Like the last game, MW2 comes with a persistent stats system. As you play more, you gain experience points which in turn helps you unlock new weapons, perks and entirely aesthetic – but also entirely awesome – badges and titles for your ‘callsign’. The popularity of hats and unlocks in games like TF2 is taken to it’s natural evolution here, and there’s something deeply compulsive about completing the massive list of challenges on offer. Covering all the game modes available – Deathmatch, Capture the Flag, Domination – there’s literally something for everyone, and even the worst players can rack up the experience (you still get some even if you lose) and still complete challenges. The main advantage MW2’s multiplayer has over the first game is the amount of accessibility to all skill levels, there’s even Deathstreaks which give a perk to those players not doing as particularly well as others and customizable killstreaks so you can pick what you can aim for. The first Modern Warfare’s major problem came in the very best players would get enough kills for a devestating helicopter, which would then keep racking up the kills and usually resulting in the weaker players leaving as there was no chance for them to retaliate. The scales have been massively pushed in their favour now, as the randomly dropped bonuses in an airdrop package require far less kills and could contain rewards usually reserved for much better players. I cannot stress how much more accessible this has made the game for inept players like me.
As for negatives for the MP, well – here I was going to decry the lack of dedicated servers for the PC. It still is a massive shame that you’re unable to host true custom matches, with all the rules set how you want, disabling Killcams etc and the other benefits that dedicated servers provide. But to be quite honest I’ve not really had massively debilitating problems with IWNet. It does work – even if it’s claims of stopping cheaters are still dubious even to today – but functionality wise it at works on a broadband connection, and fairly well about 90% of the time. Be warned though, on the other 10% it’s incredibly irritating to see everybody lagging except the host. So yes, knock some marks off for the rather poor idea and thought processes behind it, but probably not as many as you’d think.

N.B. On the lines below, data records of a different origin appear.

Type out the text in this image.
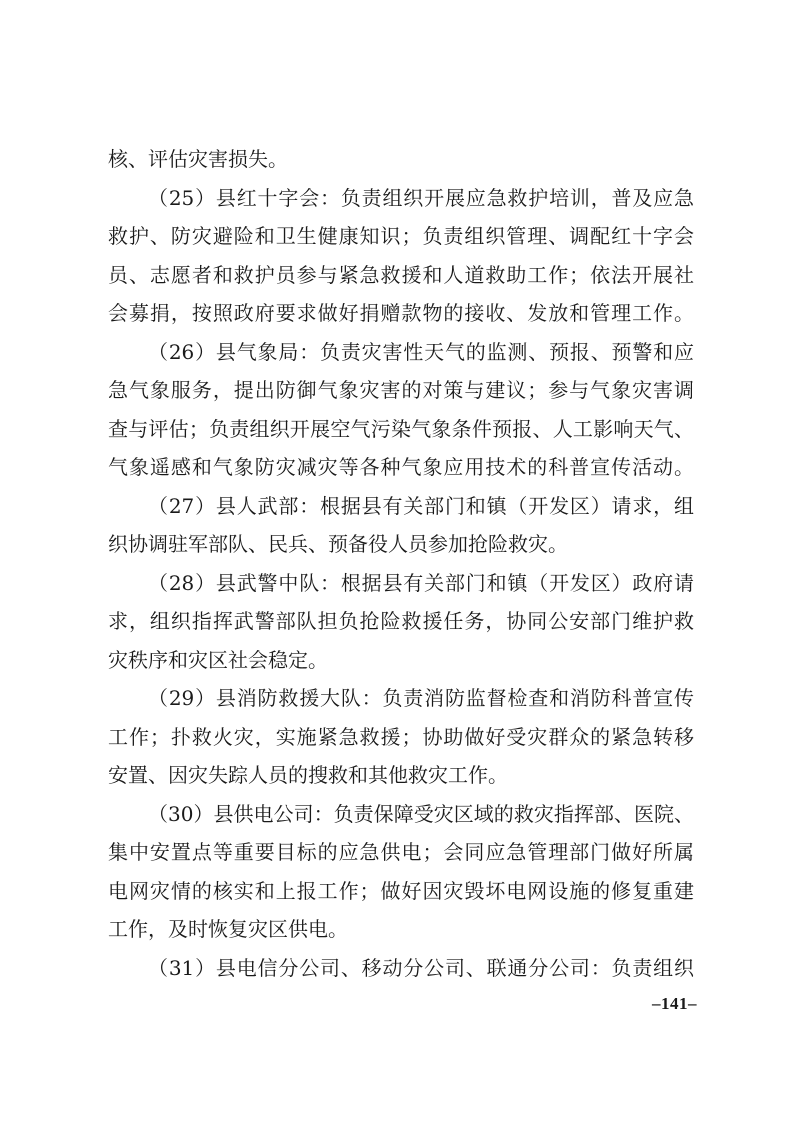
核、评估灾害损失。
（25）县红十字会：负责组织开展应急救护培训，普及应急
救护、防灾避险和卫生健康知识；负责组织管理、调配红十字会
员、志愿者和救护员参与紧急救援和人道救助工作；依法开展社
会募捐，按照政府要求做好捐赠款物的接收、发放和管理工作。
（26）县气象局：负责灾害性天气的监测、预报、预警和应
急气象服务，提出防御气象灾害的对策与建议；参与气象灾害调
查与评估；负责组织开展空气污染气象条件预报、人工影响天气、
气象遥感和气象防灾减灾等各种气象应用技术的科普宣传活动。
（27）县人武部：根据县有关部门和镇（开发区）请求，组
织协调驻军部队、民兵、预备役人员参加抢险救灾。
（28）县武警中队：根据县有关部门和镇（开发区）政府请
求，组织指挥武警部队担负抢险救援任务，协同公安部门维护救
灾秩序和灾区社会稳定。
（29）县消防救援大队：负责消防监督检查和消防科普宣传
工作；扑救火灾，实施紧急救援；协助做好受灾群众的紧急转移
安置、因灾失踪人员的搜救和其他救灾工作。
（30）县供电公司：负责保障受灾区域的救灾指挥部、医院、
集中安置点等重要目标的应急供电；会同应急管理部门做好所属
电网灾情的核实和上报工作；做好因灾毁坏电网设施的修复重建
工作，及时恢复灾区供电。
（31）县电信分公司、移动分公司、联通分公司：负责组织
–141–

So overall it’s a bit of a mixed bag really. If you’re only buying this for the single player, wait until it’s much – MUCH – cheaper. But if you want a deceptively addictive and engrossing multiplayer, and are willing to put up with rare technical issues, then Modern Warfare 2 does come recommended. But despite all of this if you wanted this game you’ve probably got it already, and like the viewing figures for The X Factor prove, it’s not budging from the top for a while.